FIFA yeni futbol dünya sıralamasını açıkladı ve Türkiye 38. sırada gözüktü.
İki ay önceki sıralamada 32. sırada idik, altı basamak geriledik.
32. sıra bile zaten yeterince kötü idi, bu altı sıra düşüş tüy dikti.
İçeride futbolle yat, futbolle kalk, sonra da dünya sıralamasında 38. ol, bu durum bile zaten başlı başına bir rezalet.
Futbolcular çok iyi paralar kazanıyorlar, Türkiye Futbol Federasyonu’nun (TFF) da çok parası var, reklam sektörü-futbol ilişkisi çok iyi ama sonuçta gelinen nokta dünya sıralamasında 38.lik.
Perşembenin gelişi zaten Çarşambadan hatta haftanın tüm günlerinden belli idi.
Brezilya'ya gidemedik, son Avrupa kupasına da katılamadık.
Bu sefer de Avrupa kupası elemelerine nüfusu Şişli kadar olan bir ülkeden üç yiyerek başladık.
Umarım Fransa'da yapılacak bu Avrupa Kupasına katılmak mümkün olur.

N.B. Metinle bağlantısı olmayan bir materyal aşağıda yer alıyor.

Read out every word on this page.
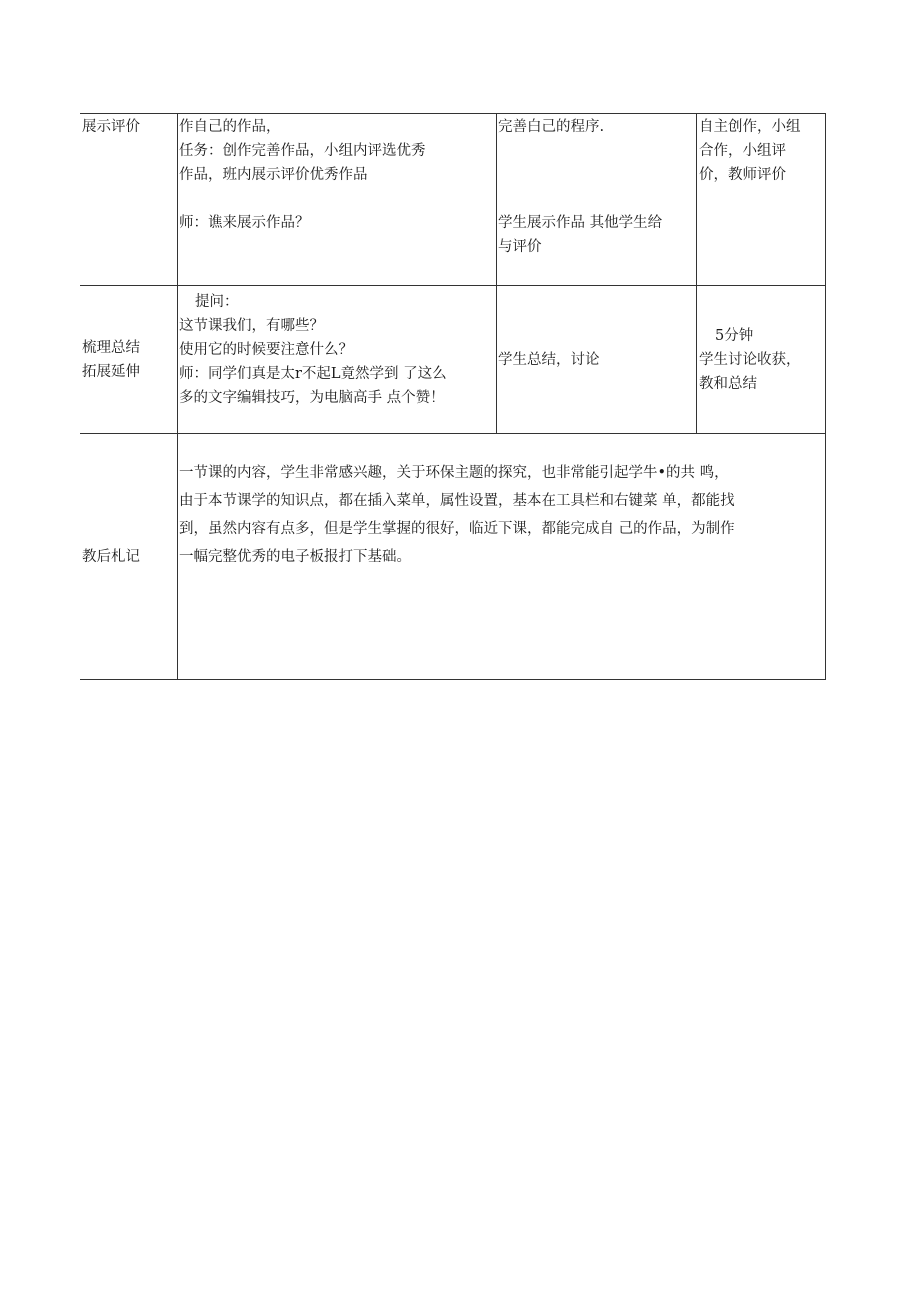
展示评价	作自己的作品，
任务：创作完善作品，小组内评选优秀
作品，班内展示评价优秀作品
师：谯来展示作品？
完善白己的程序.
学生展示作品 其他学生给
与评价
自主创作，小组
合作，小组评
价，教师评价
梳理总结
拓展延伸
提问：
这节课我们，有哪些？
使用它的时候要注意什么？
师：同学们真是太r不起L竟然学到 了这么
多的文字编辑技巧，为电脑高手 点个赞！
学生总结，讨论
5分钟
学生讨论收获，
教和总结
教后札记
一节课的内容，学生非常感兴趣，关于环保主题的探究，也非常能引起学牛•的共 鸣，
由于本节课学的知识点，都在插入菜单，属性设置，基本在工具栏和右键菜 单，都能找
到，虽然内容有点多，但是学生掌握的很好，临近下课，都能完成自 己的作品，为制作
一幅完整优秀的电子板报打下基础。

Şayet olmaz ise de işin iyi tarafını görmek gerekebilir, ülkemiz Türkiye'de futbolün kaymağını yiyen bir yönetici kesim sistem dışı kalır, daha doğrusu kalmak zorunda olur.
Bunun da bizim ülkemizde bir garantisi yok, bunu da unutmayalım.
Galatasaray, yaş ortalaması 22 olan Anderlecht'i kendi sahasında yenemiyor.
Trabzonspor-Fenerbahçe maçını seyrettik, doğrudur, olaysız bir maç oldu, bu çok iyi ama aynı zamanda futbol de pek yoktu.
Bu sezona büyük ümitlerle başlayan Beşiktaş da çok büyük ölçüde aksamaya başladı, Yunanistan'da Süper Lig'e çıkalı daha beş sene olmuş bir takımı, Asteras Tripoli, yine içeride yenemedi.
Dört büyük takımımız böyle iken Milli Takımın harikalar yaratması da zaten düşünülemez, ülke sıralamamız da 32. den, 38'e düşer, normaldir.
Normal olmayan, bu manzara karşısında TFF'nin kayıtsız kalmasıdır, en azından bir istifa bile düşünülmemektedir.
Türkiye şike ile sallandı, UEFA'dan, CAS'dan cezalar yedik, TFF yine ağzını açmadı. Merak ediyorum, bu TFF koltuklarını bu kadar cazip kılan nedir?